The Indian Act of 1876 formalized the chains of oppression that we as First Nations Peoples continue to struggle to break free of; to this day. Combined colonialism – the Indian Act, along with the full implementation of the Residential School system – would become the malevolent scheme towards the destruction of our humanity.

This colonial force created such a high level of dysfunction and despair for so many generational decades, that its effects continue to impact the wellbeing of our families to this day through intergenerational trauma – a communal post trauma experienced in all First Nations in this province.

We also continue to be subject to policy and legislation that shape and control our lives; the progenies of the Indian Act system – unjustified and unjust jurisdiction against Our People and Our Lands.

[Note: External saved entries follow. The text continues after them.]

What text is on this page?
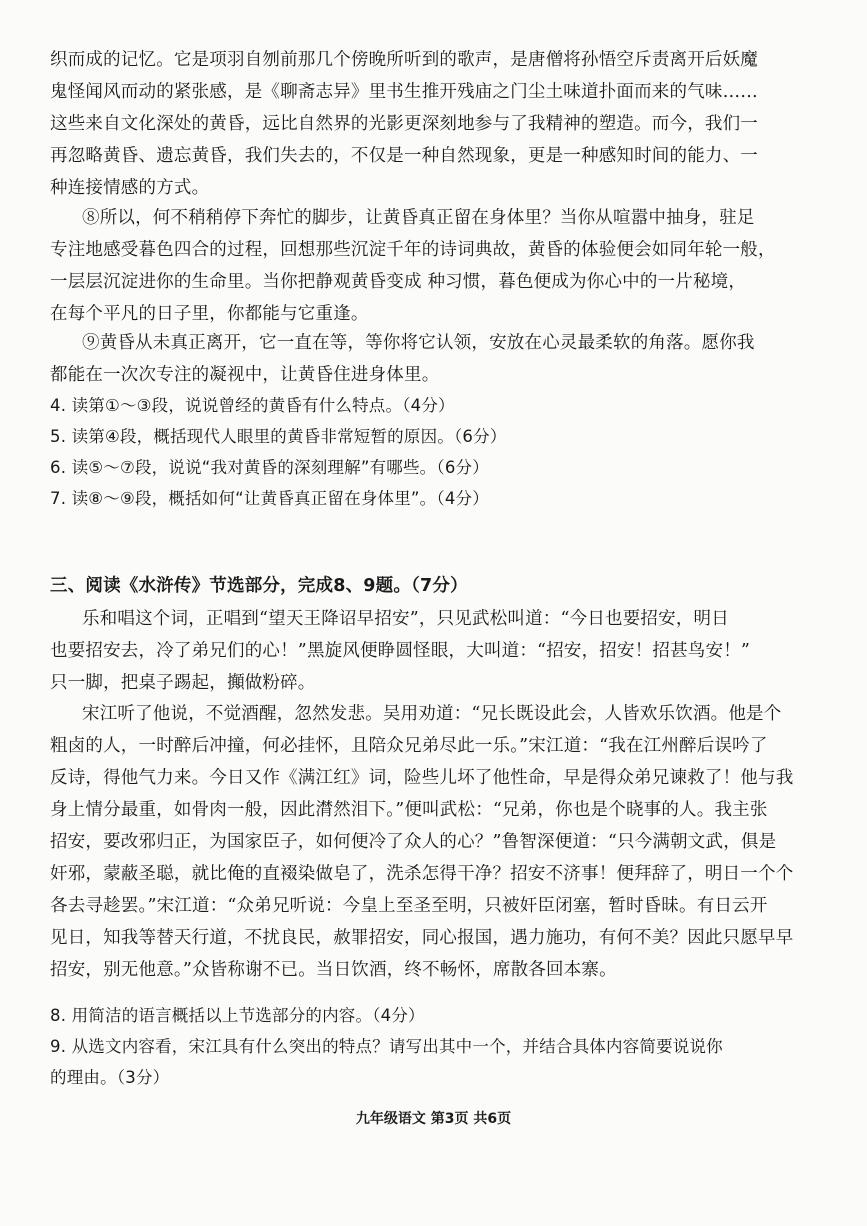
织而成的记忆。它是项羽自刎前那几个傍晚所听到的歌声，是唐僧将孙悟空斥责离开后妖魔
鬼怪闻风而动的紧张感，是《聊斋志异》里书生推开残庙之门尘土味道扑面而来的气味……
这些来自文化深处的黄昏，远比自然界的光影更深刻地参与了我精神的塑造。而今，我们一
再忽略黄昏、遗忘黄昏，我们失去的，不仅是一种自然现象，更是一种感知时间的能力、一
种连接情感的方式。
⑧所以，何不稍稍停下奔忙的脚步，让黄昏真正留在身体里？当你从喧嚣中抽身，驻足
专注地感受暮色四合的过程，回想那些沉淀千年的诗词典故，黄昏的体验便会如同年轮一般，
一层层沉淀进你的生命里。当你把静观黄昏变成 种习惯，暮色便成为你心中的一片秘境，
在每个平凡的日子里，你都能与它重逢。
⑨黄昏从未真正离开，它一直在等，等你将它认领，安放在心灵最柔软的角落。愿你我
都能在一次次专注的凝视中，让黄昏住进身体里。
4. 读第①～③段，说说曾经的黄昏有什么特点。（4分）
5. 读第④段，概括现代人眼里的黄昏非常短暂的原因。（6分）
6. 读⑤～⑦段，说说“我对黄昏的深刻理解”有哪些。（6分）
7. 读⑧～⑨段，概括如何“让黄昏真正留在身体里”。（4分）
三、阅读《水浒传》节选部分，完成8、9题。（7分）
乐和唱这个词，正唱到“望天王降诏早招安”，只见武松叫道：“今日也要招安，明日
也要招安去，冷了弟兄们的心！”黑旋风便睁圆怪眼，大叫道：“招安，招安！招甚鸟安！”
只一脚，把桌子踢起，攧做粉碎。
宋江听了他说，不觉酒醒，忽然发悲。吴用劝道：“兄长既设此会，人皆欢乐饮酒。他是个
粗卤的人，一时醉后冲撞，何必挂怀，且陪众兄弟尽此一乐。”宋江道：“我在江州醉后误吟了
反诗，得他气力来。今日又作《满江红》词，险些儿坏了他性命，早是得众弟兄谏救了！他与我
身上情分最重，如骨肉一般，因此潸然泪下。”便叫武松：“兄弟，你也是个晓事的人。我主张
招安，要改邪归正，为国家臣子，如何便冷了众人的心？”鲁智深便道：“只今满朝文武，俱是
奸邪，蒙蔽圣聪，就比俺的直裰染做皂了，洗杀怎得干净？招安不济事！便拜辞了，明日一个个
各去寻趁罢。”宋江道：“众弟兄听说：今皇上至圣至明，只被奸臣闭塞，暂时昏昧。有日云开
见日，知我等替天行道，不扰良民，赦罪招安，同心报国，遇力施功，有何不美？因此只愿早早
招安，别无他意。”众皆称谢不已。当日饮酒，终不畅怀，席散各回本寨。
8. 用简洁的语言概括以上节选部分的内容。（4分）
9. 从选文内容看，宋江具有什么突出的特点？请写出其中一个，并结合具体内容简要说说你
的理由。（3分）
九年级语文 第3页 共6页
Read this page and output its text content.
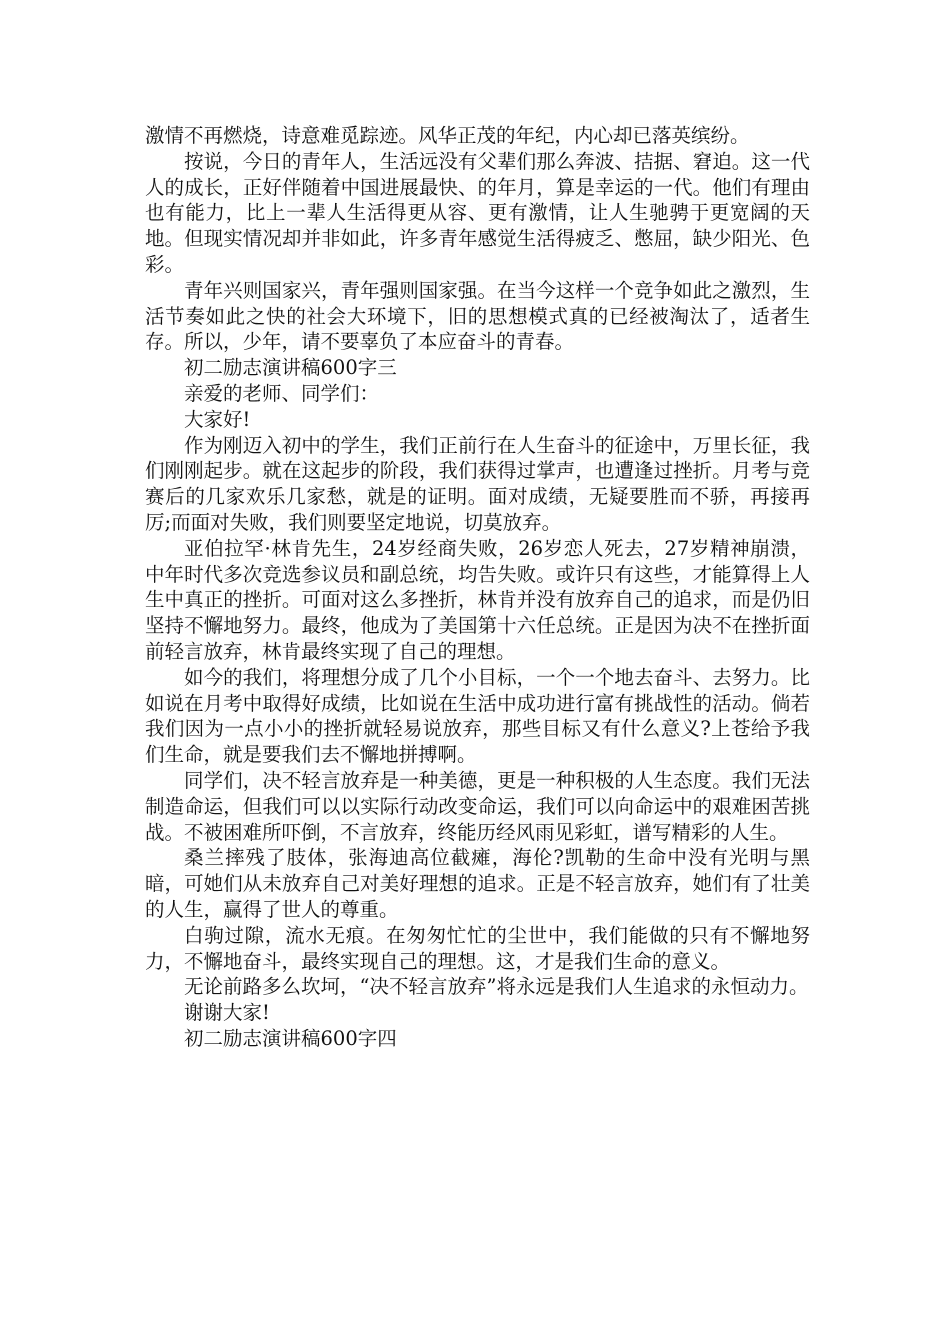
激情不再燃烧，诗意难觅踪迹。风华正茂的年纪，内心却已落英缤纷。

按说，今日的青年人，生活远没有父辈们那么奔波、拮据、窘迫。这一代人的成长，正好伴随着中国进展最快、的年月，算是幸运的一代。他们有理由也有能力，比上一辈人生活得更从容、更有激情，让人生驰骋于更宽阔的天地。但现实情况却并非如此，许多青年感觉生活得疲乏、憋屈，缺少阳光、色彩。

青年兴则国家兴，青年强则国家强。在当今这样一个竞争如此之激烈，生活节奏如此之快的社会大环境下，旧的思想模式真的已经被淘汰了，适者生存。所以，少年，请不要辜负了本应奋斗的青春。

初二励志演讲稿600字三

亲爱的老师、同学们：

大家好!

作为刚迈入初中的学生，我们正前行在人生奋斗的征途中，万里长征，我们刚刚起步。就在这起步的阶段，我们获得过掌声，也遭逢过挫折。月考与竞赛后的几家欢乐几家愁，就是的证明。面对成绩，无疑要胜而不骄，再接再厉;而面对失败，我们则要坚定地说，切莫放弃。

亚伯拉罕·林肯先生，24岁经商失败，26岁恋人死去，27岁精神崩溃，中年时代多次竞选参议员和副总统，均告失败。或许只有这些，才能算得上人生中真正的挫折。可面对这么多挫折，林肯并没有放弃自己的追求，而是仍旧坚持不懈地努力。最终，他成为了美国第十六任总统。正是因为决不在挫折面前轻言放弃，林肯最终实现了自己的理想。

如今的我们，将理想分成了几个小目标，一个一个地去奋斗、去努力。比如说在月考中取得好成绩，比如说在生活中成功进行富有挑战性的活动。倘若我们因为一点小小的挫折就轻易说放弃，那些目标又有什么意义?上苍给予我们生命，就是要我们去不懈地拼搏啊。

同学们，决不轻言放弃是一种美德，更是一种积极的人生态度。我们无法制造命运，但我们可以以实际行动改变命运，我们可以向命运中的艰难困苦挑战。不被困难所吓倒，不言放弃，终能历经风雨见彩虹，谱写精彩的人生。

桑兰摔残了肢体，张海迪高位截瘫，海伦?凯勒的生命中没有光明与黑暗，可她们从未放弃自己对美好理想的追求。正是不轻言放弃，她们有了壮美的人生，赢得了世人的尊重。

白驹过隙，流水无痕。在匆匆忙忙的尘世中，我们能做的只有不懈地努力，不懈地奋斗，最终实现自己的理想。这，才是我们生命的意义。

无论前路多么坎坷，“决不轻言放弃”将永远是我们人生追求的永恒动力。

谢谢大家!

初二励志演讲稿600字四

The deepness of poverty that continues to kill Our People, this is not right – this has never been right – in a land as rich as Ontario. Our Ancestors did not envision these present horrors when they agreed to share the wealth of the land, – this goes against the original treaties of Peace and Friendship. 

Our Peoples were never included in the discussions when vast tracts of our lands, here in Ontario, were illegally sold to immigrants from Europe in order to pay off debts from the War of 1812. If Our Peoples had not been allies in that war, Ontario and Canada, may never have existed.  Our Peoples were never part of the discussions when Ontario, Quebec, New Brunswick, and Nova Scotia formed Confederation in 1867 – yet today we are subject to a division of powers and not formally welcomed by the federal family on this land – oddly, like an uninvited guest on our own land.

Before 1867, the marginalization of Indigenous Peoples had already begun through discriminatory and inequitable measures. We were already being forced into small reserves. We had begun to lose our rights, traditions, cultures, languages and sustenance to life. We began to lose our children to residential schools. We had become prisoners in our own lands. Canada’s Apartheid – it is real and it is the true subject of Reconciliation in the province today – Premier, members of the Ontario legislature – this is your time to cast a light on a dark and painful history. Let the healing begin!

The Spirit of change is upon us. The Highest Courts of this land tell us the Constitution protects Indigenous ways of life, our culture and our connection to our lands – the Constitution can now affirm and begin to formally recognize, through Reconciliation, Inherent and Treaty rights – never relinquished as the pre-contact and original Indigenous Peoples of this land.

The Political Accord being implemented in Ontario; the commitments of both the Federal and Provincial governments that follows the Truth and Reconciliation Commission’s Calls to Action; and the full adoption of the United Nations Declaration on the Rights of Indigenous Peoples. These are all powerful signals of a new relationship based upon equality, restitution, and recognizing our sovereignty as Nations.

Today, we will walk together on a path towards building happy, healthy First Nation communities. We will end the scourge of suicide. We will end the epidemic of missing and murder Indigenous women and girls. We will return Our Children to their Families.

We will work together to build economies – in the Spirit and Intent of the Treaties. We will work together to combat climate change. We will work together to return Ontario to the beauty and bounty that first attracted the settlers to our lands. We will strengthen Indigenous Peoples’ connection to our Mother, Mother Earth.

In conclusion – we must turn our efforts and seek the full involvement and inclusion of our Indian Residential School survivors in all aspects of moving forward; for it is they that have carried the full burden and have experienced the darkness of this history. They must never again feel left out, alone, or abandoned – this process and these investments belong to them.

Today, we move closer to fulfilling the original intent of the Treaties envisioned by our Ancestors,

Premier, and all those present in this legislation house, today, we reclaim our rightful place in Ontario.

May the Creator bless all of you; and may Our Ancestors feel the warmth of reconciliation in this new era of healing.”